4 Famous People Who Have No Clue How to Handle Criticism
One of the downsides of celebrity is that the more famous you are, the more people on the Internet will try to explain in the starkest terms that you and everything you represent fucking suck.
Most famous people are able to cope with this sad fact by remembering the millions of dollars they're making and you're not, while others prefer to take the "YEAH WELL YOU SUCK TOO" approach. Surprisingly, this doesn't always work out so well for them.
Star Trek Into Darkness Writer Freaks Out at Fans
So, Star Trek fans can sometimes get upset about Star Trek movies, apparently. This was news to Star Trek Into Darkness screenwriter Roberto Orci, who stumbled across a fan article about how the franchise is "broken" and introduced himself in the most passive-aggressive way possible.
"Respect all opinions. Except 9/11 being an inside job. That's fact."
Dropping a little snark isn't exactly classy, but it's understandable -- as long as you don't keep going, which Orci did:
"If you didn't understand the movie I wrote, that means I win the argument."
But Orci can only ramble about how successful he is and how these criticisms totally don't bother him for so long. He eventually goes into full-on flame war mode when one of the commenters compares Into Darkness unfavorably to Raiders of the Lost Ark, one of the greatest adventure movies of all time, bar none:
"Also, this movie has way more spaceships than The Godfather, and I once peed next to Pacino. Case closed."

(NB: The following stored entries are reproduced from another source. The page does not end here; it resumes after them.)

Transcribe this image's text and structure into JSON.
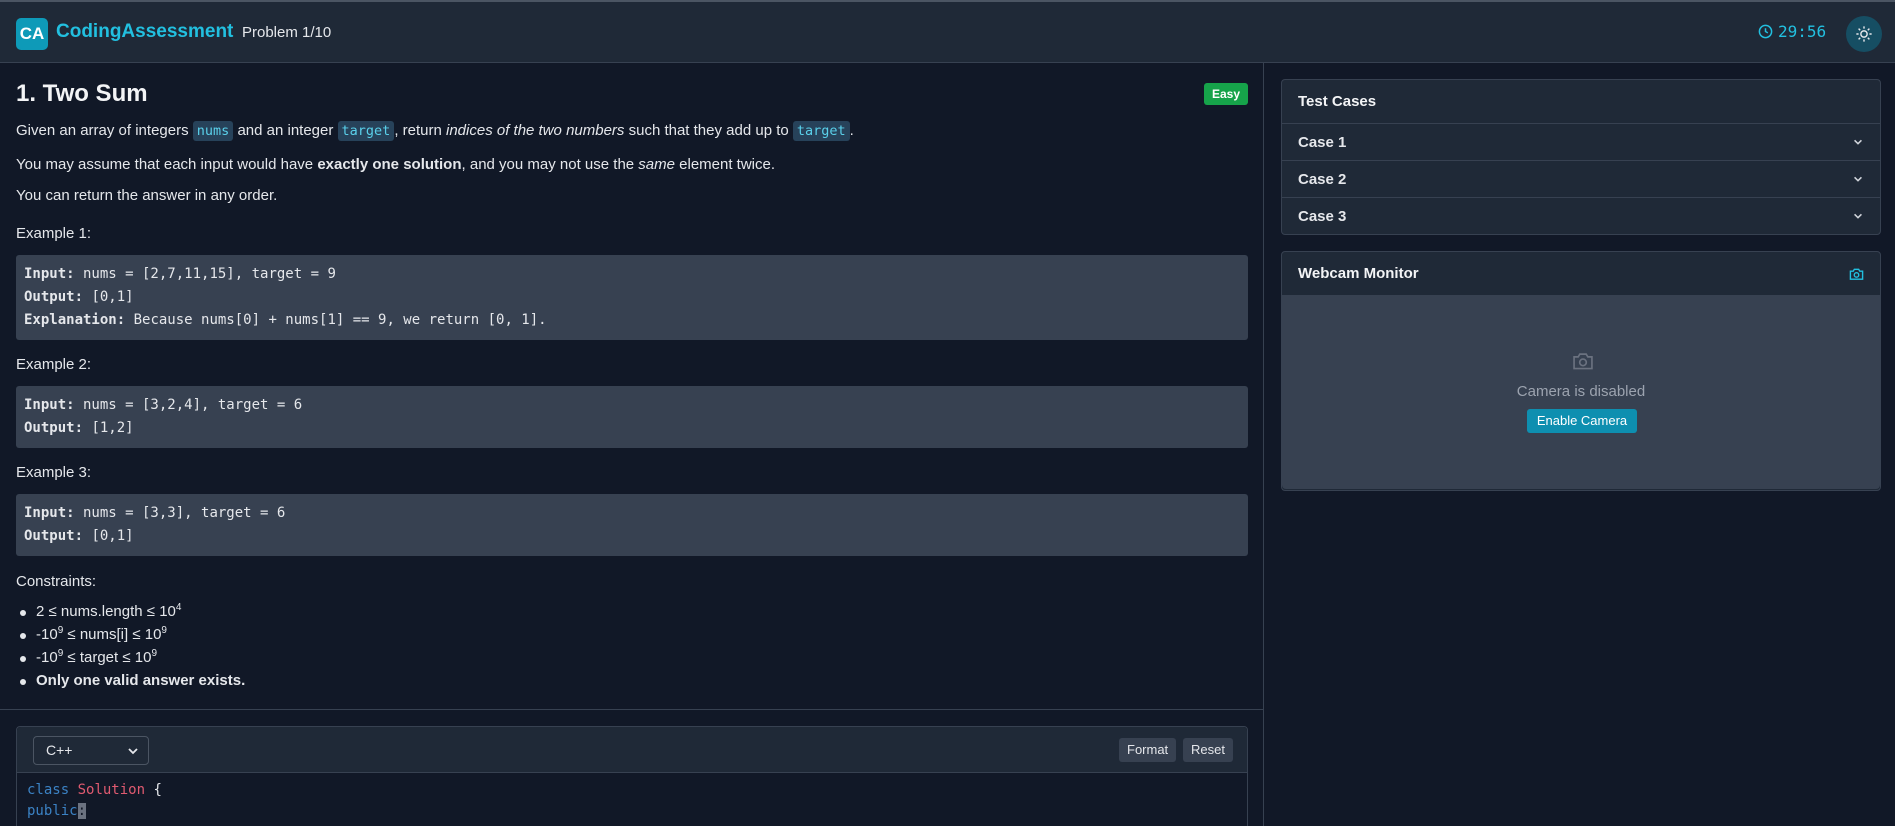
{
  "header": {
    "logo_text": "CA",
    "app_title": "CodingAssessment",
    "progress": "Problem 1/10",
    "timer": "29:56"
  },
  "problem": {
    "title": "1. Two Sum",
    "difficulty": "Easy",
    "desc1": {
      "a": "Given an array of integers ",
      "nums": "nums",
      "b": " and an integer ",
      "target": "target",
      "c": ", return ",
      "em": "indices of the two numbers",
      "d": " such that they add up to ",
      "target2": "target",
      "e": "."
    },
    "desc2": {
      "a": "You may assume that each input would have ",
      "strong": "exactly one solution",
      "b": ", and you may not use the ",
      "em": "same",
      "c": " element twice."
    },
    "desc3": "You can return the answer in any order.",
    "examples": [
      {
        "title": "Example 1:",
        "input_label": "Input:",
        "input": " nums = [2,7,11,15], target = 9",
        "output_label": "Output:",
        "output": " [0,1]",
        "expl_label": "Explanation:",
        "expl": " Because nums[0] + nums[1] == 9, we return [0, 1]."
      },
      {
        "title": "Example 2:",
        "input_label": "Input:",
        "input": " nums = [3,2,4], target = 6",
        "output_label": "Output:",
        "output": " [1,2]"
      },
      {
        "title": "Example 3:",
        "input_label": "Input:",
        "input": " nums = [3,3], target = 6",
        "output_label": "Output:",
        "output": " [0,1]"
      }
    ],
    "constraints_title": "Constraints:",
    "constraints": [
      {
        "pre": "2 ≤ nums.length ≤ 10",
        "sup": "4"
      },
      {
        "pre": "-10",
        "sup1": "9",
        "mid": " ≤ nums[i] ≤ 10",
        "sup2": "9"
      },
      {
        "pre": "-10",
        "sup1": "9",
        "mid": " ≤ target ≤ 10",
        "sup2": "9"
      },
      {
        "strong": "Only one valid answer exists."
      }
    ]
  },
  "editor": {
    "language": "C++",
    "format_label": "Format",
    "reset_label": "Reset",
    "line1": {
      "kw": "class",
      "cls": "Solution",
      "rest": " {"
    },
    "line2": {
      "kw": "public",
      "cursor": ":"
    }
  },
  "test_cases": {
    "title": "Test Cases",
    "cases": [
      "Case 1",
      "Case 2",
      "Case 3"
    ]
  },
  "webcam": {
    "title": "Webcam Monitor",
    "status": "Camera is disabled",
    "enable_label": "Enable Camera"
  },
  "colors": {
    "accent": "#22c0e0",
    "easy_badge": "#16a34a",
    "background": "#111827",
    "panel": "#1f2937"
  }
}
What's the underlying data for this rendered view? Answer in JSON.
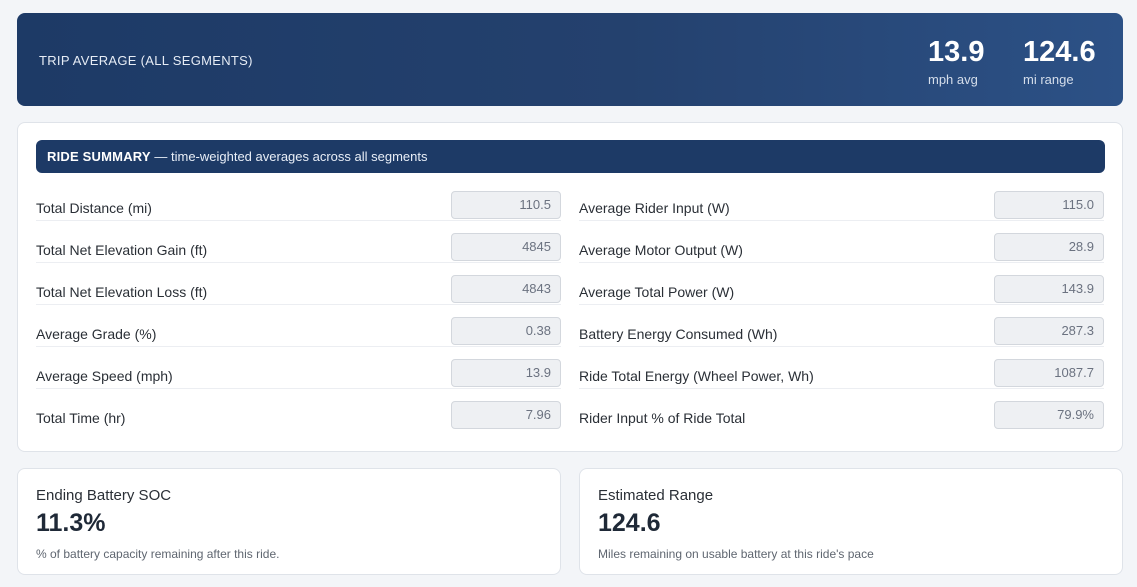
{
  "banner": {
    "title": "TRIP AVERAGE (ALL SEGMENTS)",
    "speed_value": "13.9",
    "speed_unit": "mph avg",
    "range_value": "124.6",
    "range_unit": "mi range"
  },
  "summary": {
    "header_bold": "RIDE SUMMARY",
    "header_rest": " — time-weighted averages across all segments",
    "left_rows": [
      {
        "label": "Total Distance (mi)",
        "value": "110.5"
      },
      {
        "label": "Total Net Elevation Gain (ft)",
        "value": "4845"
      },
      {
        "label": "Total Net Elevation Loss (ft)",
        "value": "4843"
      },
      {
        "label": "Average Grade (%)",
        "value": "0.38"
      },
      {
        "label": "Average Speed (mph)",
        "value": "13.9"
      },
      {
        "label": "Total Time (hr)",
        "value": "7.96"
      }
    ],
    "right_rows": [
      {
        "label": "Average Rider Input (W)",
        "value": "115.0"
      },
      {
        "label": "Average Motor Output (W)",
        "value": "28.9"
      },
      {
        "label": "Average Total Power (W)",
        "value": "143.9"
      },
      {
        "label": "Battery Energy Consumed (Wh)",
        "value": "287.3"
      },
      {
        "label": "Ride Total Energy (Wheel Power, Wh)",
        "value": "1087.7"
      },
      {
        "label": "Rider Input % of Ride Total",
        "value": "79.9%"
      }
    ]
  },
  "soc_card": {
    "title": "Ending Battery SOC",
    "value": "11.3%",
    "description": "% of battery capacity remaining after this ride."
  },
  "range_card": {
    "title": "Estimated Range",
    "value": "124.6",
    "description": "Miles remaining on usable battery at this ride's pace"
  }
}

It's probably a little much to expect maturity from the guy who wrote "INT: SPACE SHIP. CAROL MARCUS is totally IN HER UNDERWEAR and we can SEE HER TITTIES." The comment section's at the bottom of the page, Bob!
TV Host Kills Elephant, Calls Critics Hitler
Say you're getting some criticism because of that one time you shot an elephant in the face, which apparently you didn't see coming. What do you do? If you answered "call everyone Hitler," then you're either Under Wild Skies host Tony Makris or anyone under 16 who's allowed to use the Internet.
He shot 15 elephants before he got the Groucho joke right.
While discussing how people felt upset about how casually he murdered and defiled a creature that's already under constant threat from poachers, Makris said, "So I can shoot , but not an elephant? Do you realize that if you subscribe to that philosophy you are committing a very unique form of animal racism?" Makris then helpfully clarified what he meant by that, adding, "Hitler would have said the same thing."
Actually, Hitler loved elephants. Here he is pretending to be one.
Somehow, Makris' intentionally obtuse argument failed to end all animal activism ever, and his show was cancelled by NBC. Hitler said in a statement, "Leave me out of this, dude."
McDonald's Clarifies That "Lizard Tail" Is Actually "Chicken Blood Vein"
If you saw someone on Facebook post a gross photo of what they claim is a lizard tail in their sausage McMuffin, you'd probably think "ewww" and then forget about it two seconds later as you scroll down and become distracted by someone's even grosser baby.
Paying attention to what you're eating at McDonald's is asking for trouble anyway.
McDonald's, however, just couldn't leave it alone: After an investigation, they confirmed that their sausage was 100 percent chicken (huh?) and that the tail was actually a "chicken blood vein," which "is commonly found in chicken meat products and is safe to consume." Yep, they pretty much just confirmed that the next time you bite a McMuffin, you might get a little vein stuck between your teeth.
Honestly, we liked it better when it was a lizard -- at least that was a one-off.
Kenneth Cole Is a Shitty Person and Doesn't Care
After sparking controversy for blatantly exploiting the riots in Egypt and, later, the conflict in Syria in order to promote his products, fashion designer Kenneth Cole offered the following defense: "Uh ... yup?"
"Human rights violations? More like human rights viola-SHOES! Yeah, I don't care."
He later apologized, but we're starting to suspect that maybe he didn't mean it, considering that a) he kept doing the same goddamn thing ...
"Wow! A famous person said a thing!" -562 people
... and b) he literally said "I wasn't sorry" and admitted it was all a grab for attention: "If you look at the lists of the biggest Twitter gaffes ever, we're always one through five. But our stock went up that day ... so on what criteria is this a gaffe?"
Sure, the guy offended millions and made light of a people's ongoing struggle for freedom, but money things happened, so what's the problem? Of course, he had probably planned the outrage over his outrage explanation, so forget we ever said anything.